Regarding the issue of the number of dwellings on an acreage, he also supports the idea, saying, “I’m probably on record as having supported that in the past… so I have supported that… and I continue to do so.”

Another concern brought up at the forum was the problem of road maintenance in Wells Gray Park, with the resident who brought up the issue describing the potholes as historic.

Pennell admitted this has been a tough issue to tackle as it’s a provincial problem, and it’s been difficult to get provincial government to look at addressing it.

“BC Parks has been a tough issue to deal with on the roads, they keep saying no money, we’ve heard that over and over; constant lobbying at the provincial level and utilizing UBCM have been the normal way of doing it,” Pennell said, adding perhaps taking some of the people who make these decisions for a cruise on these roads might help get their attention, but essentially it’s out of the TNRD’s jurisdiction.

“Our hands are tied, all we can do is lobby and lobby some more; you have to work in cooperation with them, you can’t embarrass them, that just gets you nowhere—we’ve met several times with ministers over the years—it’s just banging our head against the wall, but we keep trying.”

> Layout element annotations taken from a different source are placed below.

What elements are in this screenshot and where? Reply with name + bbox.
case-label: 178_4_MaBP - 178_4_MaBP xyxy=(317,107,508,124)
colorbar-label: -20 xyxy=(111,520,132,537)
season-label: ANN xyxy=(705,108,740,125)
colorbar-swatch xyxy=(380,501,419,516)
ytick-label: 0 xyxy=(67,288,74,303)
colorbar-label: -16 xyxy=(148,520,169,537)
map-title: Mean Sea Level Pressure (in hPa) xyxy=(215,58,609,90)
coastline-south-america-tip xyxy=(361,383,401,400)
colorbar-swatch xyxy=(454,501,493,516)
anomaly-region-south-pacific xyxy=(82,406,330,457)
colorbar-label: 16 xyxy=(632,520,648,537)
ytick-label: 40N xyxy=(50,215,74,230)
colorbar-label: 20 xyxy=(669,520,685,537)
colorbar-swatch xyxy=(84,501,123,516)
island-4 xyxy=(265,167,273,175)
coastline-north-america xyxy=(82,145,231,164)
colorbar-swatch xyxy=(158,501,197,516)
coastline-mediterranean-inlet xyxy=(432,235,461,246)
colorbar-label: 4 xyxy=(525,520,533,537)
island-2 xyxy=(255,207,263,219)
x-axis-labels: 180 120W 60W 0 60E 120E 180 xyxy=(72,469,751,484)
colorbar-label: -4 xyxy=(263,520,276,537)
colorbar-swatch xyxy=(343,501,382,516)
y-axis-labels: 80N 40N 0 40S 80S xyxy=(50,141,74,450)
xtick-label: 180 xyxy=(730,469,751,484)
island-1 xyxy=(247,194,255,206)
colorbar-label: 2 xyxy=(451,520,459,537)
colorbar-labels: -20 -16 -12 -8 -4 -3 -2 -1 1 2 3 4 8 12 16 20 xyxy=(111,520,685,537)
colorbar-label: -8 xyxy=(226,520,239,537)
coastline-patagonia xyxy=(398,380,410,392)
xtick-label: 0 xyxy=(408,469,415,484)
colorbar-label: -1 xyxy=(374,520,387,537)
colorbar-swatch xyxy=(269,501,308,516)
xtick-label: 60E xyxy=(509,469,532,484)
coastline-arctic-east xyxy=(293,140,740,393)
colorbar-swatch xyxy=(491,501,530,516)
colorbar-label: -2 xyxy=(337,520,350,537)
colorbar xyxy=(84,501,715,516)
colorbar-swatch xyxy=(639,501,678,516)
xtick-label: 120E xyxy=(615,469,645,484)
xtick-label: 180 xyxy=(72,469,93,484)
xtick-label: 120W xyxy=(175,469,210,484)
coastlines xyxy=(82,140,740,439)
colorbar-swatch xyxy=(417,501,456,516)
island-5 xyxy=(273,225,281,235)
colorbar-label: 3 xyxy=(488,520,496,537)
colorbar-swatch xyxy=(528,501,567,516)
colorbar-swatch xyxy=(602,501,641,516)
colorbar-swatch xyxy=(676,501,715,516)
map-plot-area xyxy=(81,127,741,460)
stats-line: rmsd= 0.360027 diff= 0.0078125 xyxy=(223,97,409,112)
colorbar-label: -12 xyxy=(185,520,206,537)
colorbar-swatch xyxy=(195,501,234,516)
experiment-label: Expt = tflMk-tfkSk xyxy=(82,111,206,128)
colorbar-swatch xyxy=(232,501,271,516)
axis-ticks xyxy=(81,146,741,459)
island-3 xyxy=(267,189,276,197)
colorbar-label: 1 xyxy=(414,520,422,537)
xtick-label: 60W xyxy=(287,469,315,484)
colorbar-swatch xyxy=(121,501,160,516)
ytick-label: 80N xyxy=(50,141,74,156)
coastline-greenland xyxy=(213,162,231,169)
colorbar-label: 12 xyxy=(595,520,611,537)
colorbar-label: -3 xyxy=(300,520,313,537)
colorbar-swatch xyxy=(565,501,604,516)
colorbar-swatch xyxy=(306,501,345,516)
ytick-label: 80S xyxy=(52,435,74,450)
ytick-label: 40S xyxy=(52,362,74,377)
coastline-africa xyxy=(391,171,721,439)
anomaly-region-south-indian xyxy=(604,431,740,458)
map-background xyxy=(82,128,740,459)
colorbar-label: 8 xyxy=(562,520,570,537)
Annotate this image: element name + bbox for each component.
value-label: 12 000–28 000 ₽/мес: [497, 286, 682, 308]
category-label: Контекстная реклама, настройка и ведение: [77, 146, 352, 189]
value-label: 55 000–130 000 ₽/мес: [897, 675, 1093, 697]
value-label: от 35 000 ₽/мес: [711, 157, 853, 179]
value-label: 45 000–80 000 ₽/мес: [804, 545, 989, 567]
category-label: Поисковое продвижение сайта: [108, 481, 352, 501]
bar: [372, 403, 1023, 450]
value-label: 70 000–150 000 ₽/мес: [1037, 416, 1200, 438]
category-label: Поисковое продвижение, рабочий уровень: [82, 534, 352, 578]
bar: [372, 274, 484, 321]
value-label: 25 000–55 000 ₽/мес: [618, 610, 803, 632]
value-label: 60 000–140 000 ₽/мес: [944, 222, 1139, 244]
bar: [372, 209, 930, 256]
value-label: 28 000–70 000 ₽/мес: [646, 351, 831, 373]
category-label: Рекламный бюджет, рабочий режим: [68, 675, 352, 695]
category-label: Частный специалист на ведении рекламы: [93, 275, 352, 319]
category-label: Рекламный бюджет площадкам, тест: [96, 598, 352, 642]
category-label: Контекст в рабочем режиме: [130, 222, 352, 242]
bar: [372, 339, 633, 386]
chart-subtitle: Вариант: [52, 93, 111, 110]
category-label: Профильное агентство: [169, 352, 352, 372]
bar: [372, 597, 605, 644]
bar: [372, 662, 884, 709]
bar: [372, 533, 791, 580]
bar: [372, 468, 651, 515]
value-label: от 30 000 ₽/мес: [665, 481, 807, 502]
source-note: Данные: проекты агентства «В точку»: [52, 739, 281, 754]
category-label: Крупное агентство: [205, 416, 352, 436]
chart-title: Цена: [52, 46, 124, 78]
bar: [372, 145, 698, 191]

Schaffer said she went to the Union of B.C. Municipalities earlier in the year and met with the minister responsible for roads, who agreed to another meeting with the TNRD and District of Clearwater to come up with a solution, though it might not happen in the near future.

“They promised they’d look at it,” Schaffer said.

“We did have one meeting with them and they talked about wildfires instead of what we wanted to talk about; that’s why we went back down to the provincial government, to speak with them, so we could get something done about the park roads and the trails.”

Another question posed to the TNRD candidates involved pursuing UNESCO Global Geopark status for Wells Gray Park, which would make it a unified area that furthers the protection and use of its geological heritage, and also help the well-being of the people who live in the area.

Answers from both candidates didn’t sound hopeful, however.

“When Geoparks were proposed, I did put out a lot of information—I put it in stores and libraries in our area, but it wasn’t very well-received and right now the TNRD has put it to bed for at least 25 years,” Schaffer said to audible gasps and whispers from the audience.

Pennell said he’s been involved with the idea of Geoparks since it was first brought up, and while trying to gather information about it, had a hard time getting answers to some of the important questions, so he was never able to make a final decision on the topic.

“I don’t think the people in the area feel quite strongly about it at this point, so spending more funds on it, I don’t think would be viable,” he added.

“That said, if there was a large group that came to me, and I mean larger than just a dozen people, I would be willing to look at it again. Just because the TNRD says it’s put to bed, doesn’t mean it’s put to bed—we’ve seen how things change with the politician in office, but it’s something that if there was a real want from the community, and that’s the only way it’ll be successful, then it would be looked at.”